The U.S., meanwhile, has insisted for years that Assad must go.
“The Russian public narrative has been very focused on the argument that the way to counter ISIL is to work with the Assad regime,” said Celeste Wallander, the National Security Council’s senior director for Russia. “We think they got this backwards.”
“This is an opportunity for the presidents to talk directly about this very key issue face-to-face and one-on-one,” she added.
The White House has gone to pains to indicate that Russia asked for the meeting — not the U.S. — in an apparent bid to ensure Obama has the upper hand.
At the same time, the U.S. needs to keep up the pressure for Russia to abide by a 2014 agreement to halt violence in Ukraine. That accord will reach critical milestones in coming weeks.
Putin is going on a charm offensive ahead of the trip.

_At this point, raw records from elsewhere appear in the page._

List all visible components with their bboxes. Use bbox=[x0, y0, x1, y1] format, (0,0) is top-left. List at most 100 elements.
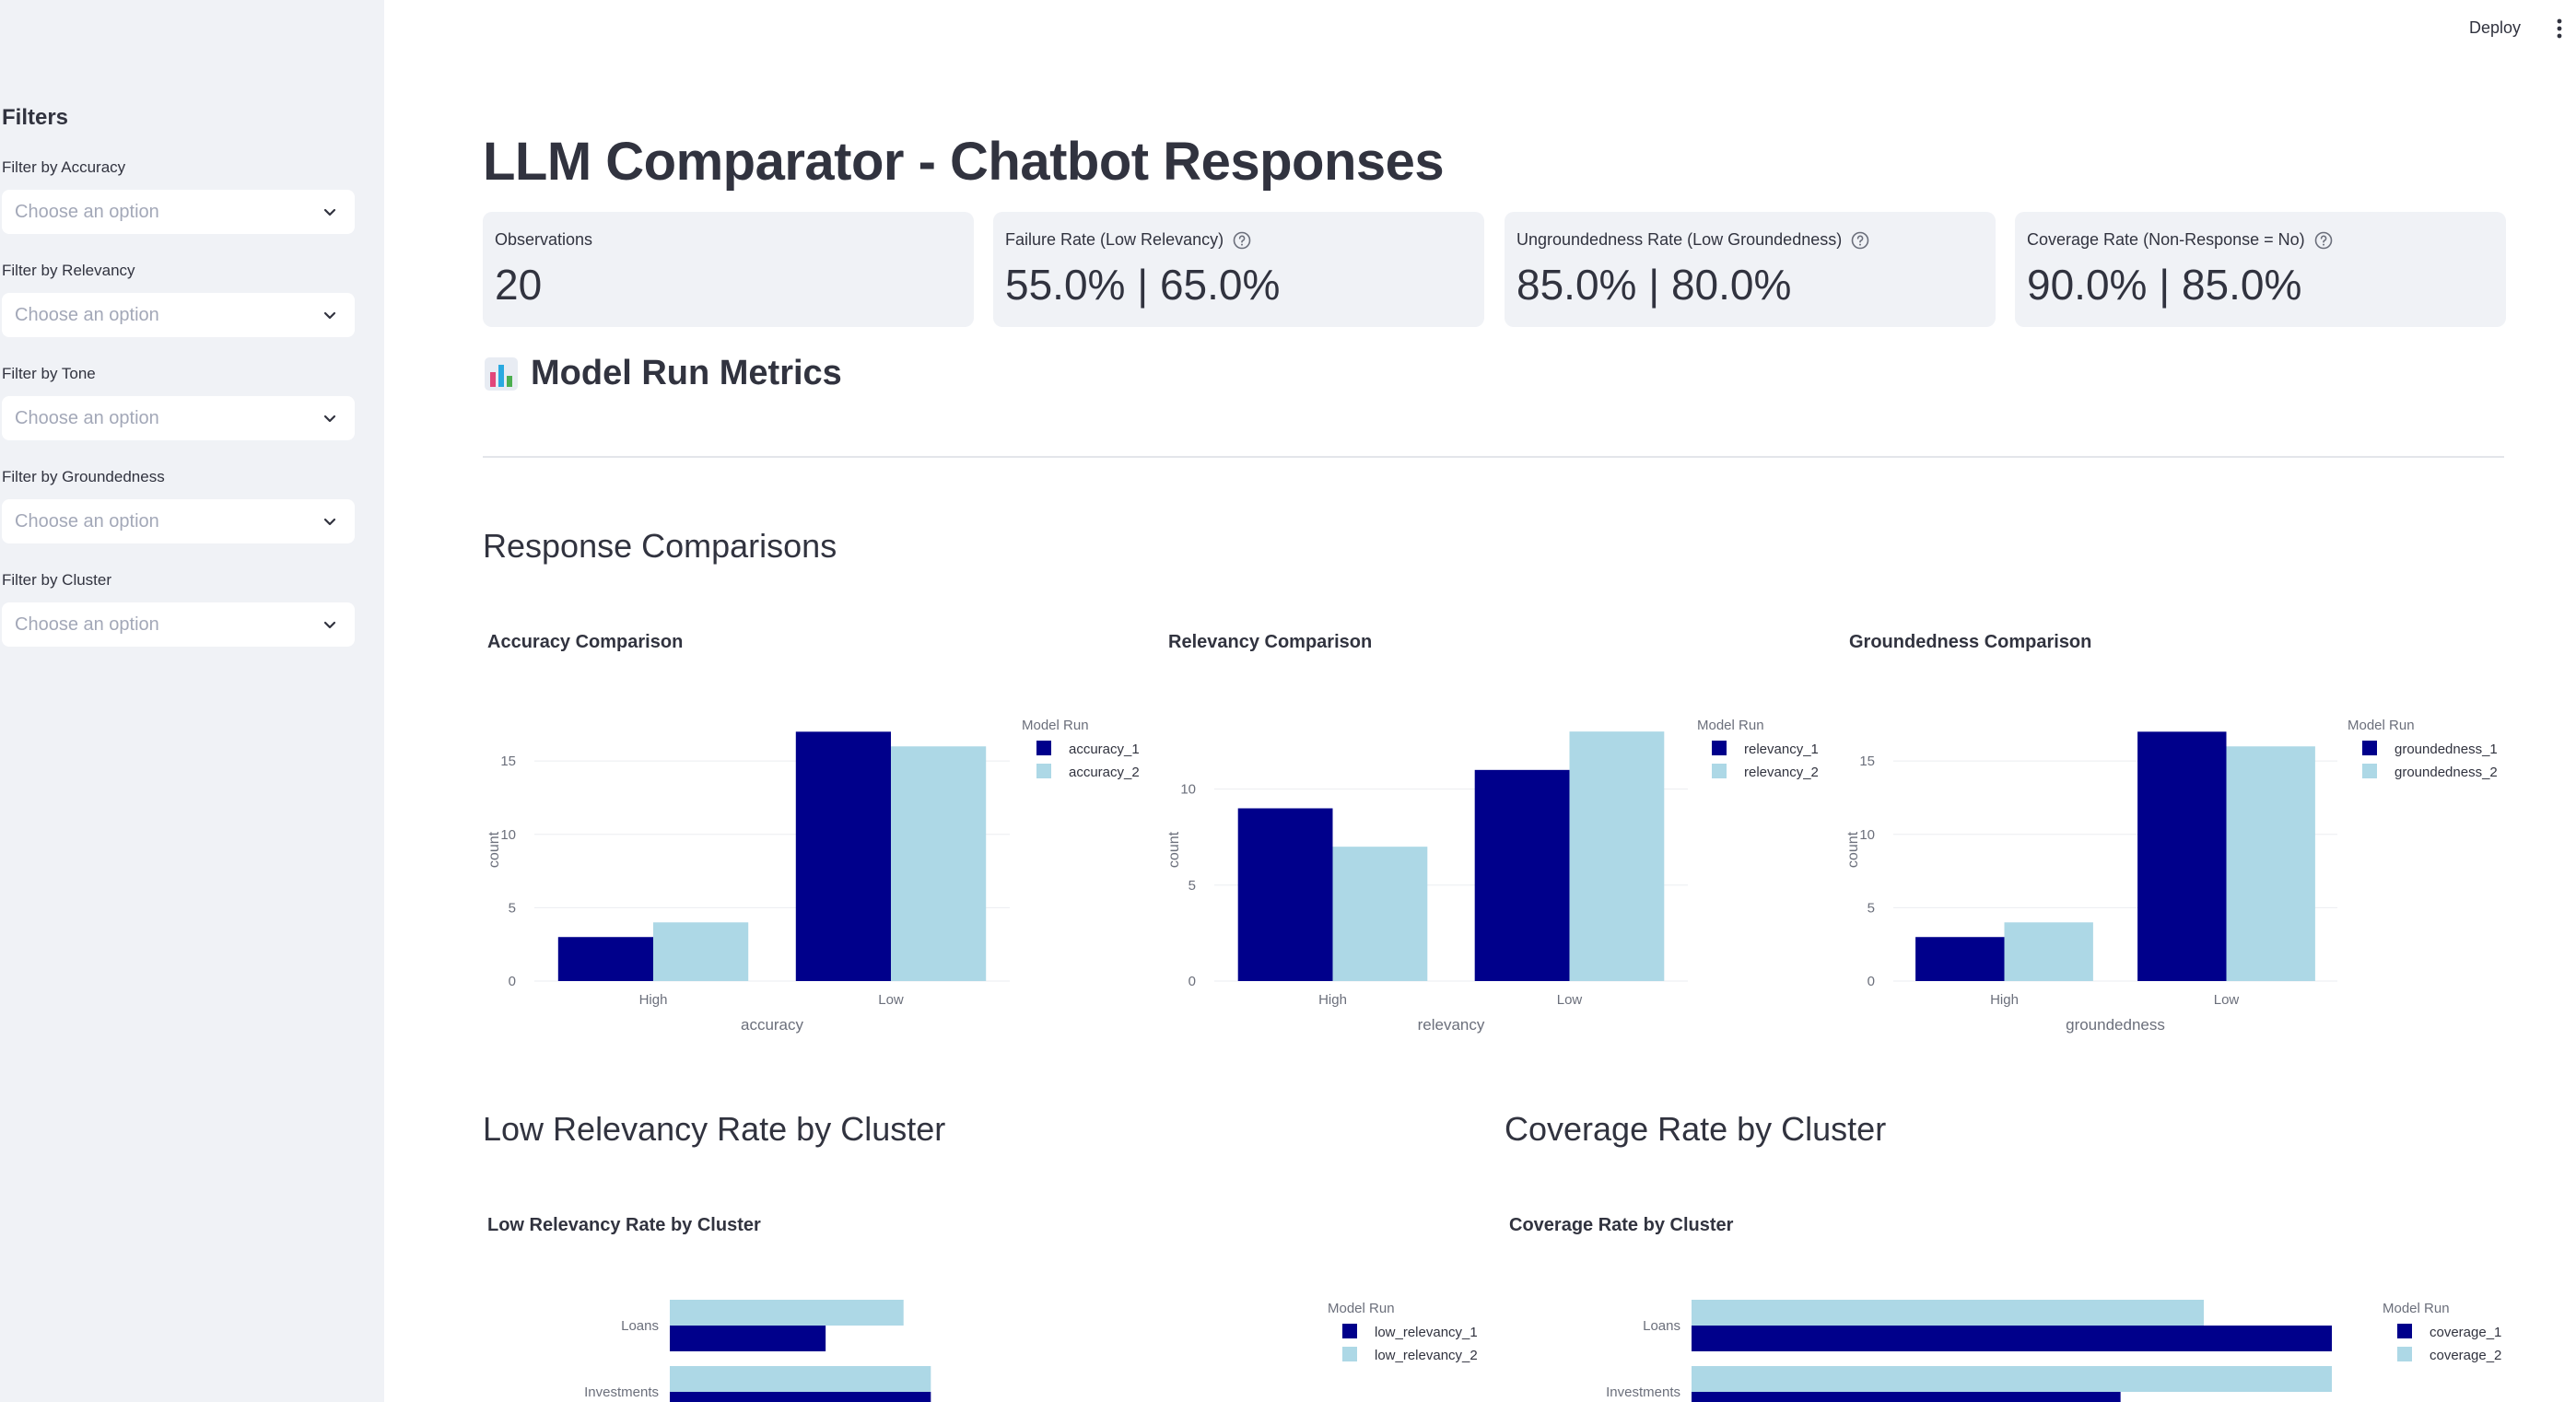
legend-swatch-accuracy_2 bbox=[1036, 764, 1051, 778]
bar-accuracy_2-high bbox=[653, 922, 749, 981]
sidebar: Filters Filter by Accuracy Choose an opt… bbox=[0, 0, 384, 1402]
y-tick-label: 10 bbox=[1859, 827, 1875, 843]
y-axis-label: count bbox=[486, 831, 502, 868]
chevron-down-icon bbox=[323, 311, 336, 320]
legend-swatch-groundedness_2 bbox=[2362, 764, 2377, 778]
y-tick-label: 15 bbox=[500, 754, 516, 769]
filter-relevancy-placeholder: Choose an option bbox=[15, 304, 159, 325]
help-icon[interactable] bbox=[1851, 231, 1869, 250]
filter-relevancy-select[interactable]: Choose an option bbox=[2, 293, 355, 337]
filter-cluster-placeholder: Choose an option bbox=[15, 613, 159, 635]
metric-failure-rate: Failure Rate (Low Relevancy) 55.0% | 65.… bbox=[993, 212, 1484, 327]
legend-label: coverage_1 bbox=[2430, 1325, 2501, 1340]
chart-title: Coverage Rate by Cluster bbox=[1509, 1215, 1734, 1235]
bar-relevancy_2-high bbox=[1332, 847, 1428, 981]
legend-label: groundedness_2 bbox=[2395, 765, 2498, 780]
metric-ungroundedness-rate: Ungroundedness Rate (Low Groundedness) 8… bbox=[1505, 212, 1996, 327]
filter-cluster-select[interactable]: Choose an option bbox=[2, 602, 355, 647]
chevron-down-icon bbox=[323, 518, 336, 526]
coverage-chart-svg: Loans Investments Model Run coverage_1cover… bbox=[1606, 1300, 2501, 1402]
coverage-cluster-chart: Coverage Rate by Cluster Loans Investment… bbox=[1505, 1209, 2518, 1402]
y-tick-label: 0 bbox=[509, 974, 516, 989]
bar-groundedness_1-high bbox=[1915, 937, 2005, 981]
legend-label: accuracy_1 bbox=[1069, 742, 1140, 757]
metric-label: Ungroundedness Rate (Low Groundedness) bbox=[1516, 230, 1843, 249]
y-tick-label: Loans bbox=[1643, 1318, 1680, 1334]
metric-label: Failure Rate (Low Relevancy) bbox=[1005, 230, 1224, 249]
legend-label: low_relevancy_1 bbox=[1375, 1325, 1478, 1340]
bar-groundedness_2-low bbox=[2226, 746, 2315, 981]
response-comparisons-title: Response Comparisons bbox=[483, 527, 837, 565]
y-tick-label: 5 bbox=[1868, 900, 1875, 916]
coverage-section-title: Coverage Rate by Cluster bbox=[1505, 1110, 1887, 1148]
filter-accuracy-placeholder: Choose an option bbox=[15, 201, 159, 222]
filter-groundedness-label: Filter by Groundedness bbox=[2, 468, 165, 485]
chart-title: Low Relevancy Rate by Cluster bbox=[487, 1215, 761, 1235]
y-tick-label: 10 bbox=[500, 827, 516, 843]
relevancy-comparison-chart: Relevancy Comparison 0 5 10 High Low relevanc… bbox=[1163, 626, 1826, 1050]
low-relevancy-cluster-chart: Low Relevancy Rate by Cluster Loans Inves… bbox=[483, 1209, 1496, 1402]
divider bbox=[483, 456, 2504, 458]
bar-accuracy_2-low bbox=[891, 746, 987, 981]
bar-accuracy_1-high bbox=[557, 937, 653, 981]
bar-relevancy_1-low bbox=[1474, 769, 1570, 981]
x-axis-label: accuracy bbox=[741, 1016, 804, 1034]
legend-title: Model Run bbox=[1697, 718, 1764, 733]
legend-title: Model Run bbox=[1022, 718, 1089, 733]
bar-relevancy_1-high bbox=[1237, 808, 1333, 981]
x-tick-label: Low bbox=[878, 992, 904, 1008]
x-tick-label: High bbox=[1990, 992, 2019, 1008]
bar-accuracy_1-low bbox=[795, 731, 891, 981]
bar-low_relevancy_1-loans bbox=[670, 1326, 826, 1351]
filter-accuracy-label: Filter by Accuracy bbox=[2, 158, 126, 176]
filter-groundedness-placeholder: Choose an option bbox=[15, 510, 159, 532]
section-title: Model Run Metrics bbox=[531, 354, 842, 392]
legend-swatch-groundedness_1 bbox=[2362, 741, 2377, 755]
chart-title: Accuracy Comparison bbox=[487, 632, 684, 652]
y-axis-label: count bbox=[1845, 831, 1861, 868]
y-tick-label: Loans bbox=[621, 1318, 659, 1334]
metric-coverage-rate: Coverage Rate (Non-Response = No) 90.0% … bbox=[2015, 212, 2506, 327]
filter-groundedness-select[interactable]: Choose an option bbox=[2, 499, 355, 543]
deploy-button[interactable]: Deploy bbox=[2469, 18, 2521, 38]
bar-groundedness_1-low bbox=[2137, 731, 2227, 981]
bar-groundedness_2-high bbox=[2004, 922, 2093, 981]
legend-label: groundedness_1 bbox=[2395, 742, 2498, 757]
metric-value: 55.0% | 65.0% bbox=[1005, 261, 1281, 309]
page-title: LLM Comparator - Chatbot Responses bbox=[483, 132, 1445, 192]
y-tick-label: 10 bbox=[1180, 782, 1196, 798]
model-run-metrics-heading: Model Run Metrics bbox=[483, 354, 842, 393]
bar-chart-icon bbox=[485, 356, 518, 391]
y-tick-label: 0 bbox=[1188, 974, 1196, 989]
x-tick-label: High bbox=[1318, 992, 1347, 1008]
chevron-down-icon bbox=[323, 415, 336, 423]
metric-label: Observations bbox=[495, 230, 593, 249]
sidebar-title: Filters bbox=[2, 105, 69, 130]
legend-swatch-coverage_2 bbox=[2397, 1347, 2412, 1361]
help-icon[interactable] bbox=[2314, 231, 2333, 250]
x-axis-label: relevancy bbox=[1418, 1016, 1485, 1034]
y-tick-label: Investments bbox=[584, 1384, 659, 1400]
filter-tone-label: Filter by Tone bbox=[2, 365, 96, 382]
chevron-down-icon bbox=[323, 621, 336, 629]
bar-coverage_2-loans bbox=[1692, 1300, 2204, 1326]
bar-relevancy_2-low bbox=[1569, 731, 1665, 981]
kebab-menu-icon[interactable] bbox=[2554, 17, 2565, 41]
bar-low_relevancy_1-investments bbox=[670, 1392, 931, 1402]
relevancy-chart-svg: 0 5 10 High Low relevancy count Model Run releva… bbox=[1166, 718, 1819, 1034]
filter-tone-select[interactable]: Choose an option bbox=[2, 396, 355, 440]
legend-label: relevancy_1 bbox=[1744, 742, 1819, 757]
legend-label: accuracy_2 bbox=[1069, 765, 1140, 780]
x-tick-label: Low bbox=[2214, 992, 2240, 1008]
chart-title: Relevancy Comparison bbox=[1168, 632, 1373, 652]
bar-coverage_2-investments bbox=[1692, 1366, 2332, 1392]
y-tick-label: 5 bbox=[1188, 878, 1196, 894]
bar-coverage_1-investments bbox=[1692, 1392, 2121, 1402]
bar-low_relevancy_2-investments bbox=[670, 1366, 931, 1392]
legend-label: low_relevancy_2 bbox=[1375, 1348, 1478, 1363]
help-icon[interactable] bbox=[1233, 231, 1251, 250]
legend-swatch-coverage_1 bbox=[2397, 1324, 2412, 1338]
filter-accuracy-select[interactable]: Choose an option bbox=[2, 190, 355, 234]
y-tick-label: Investments bbox=[1606, 1384, 1680, 1400]
groundedness-chart-svg: 0 5 10 15 High Low groundedness count Model Run g… bbox=[1845, 718, 2498, 1034]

In an interview with CBS’s “60 Minutes” set to air this Sunday, the Russian leader said that he admired Americans’ “creativity” for “tackling problems.”
It’s “their openness — openness and open-mindedness,” Putin said, “because it allows them to unleash the inner potential of their people.
“And thanks to that, America has attained such amazing results in developing their country.”
While the bridges between the U.S. and Russia might not have been burned completely, however, it’s clear they have been seriously scorched.
It’s unlikely that the two nations walk away from Monday’s meeting with anything more than a rough outline for how to work together.
“The fact that they’re talking is good. The fact that they’re realized they need to keep each other informed is good,” said Martin Edwards, the director of Seton Hall University’s center for U.N. and global governance studies. “But I think we need to really keep our expectations modest about this.
“I’d love for there to be a blockbuster deal,” he continued. “We can’t look for that coming out of Russia.”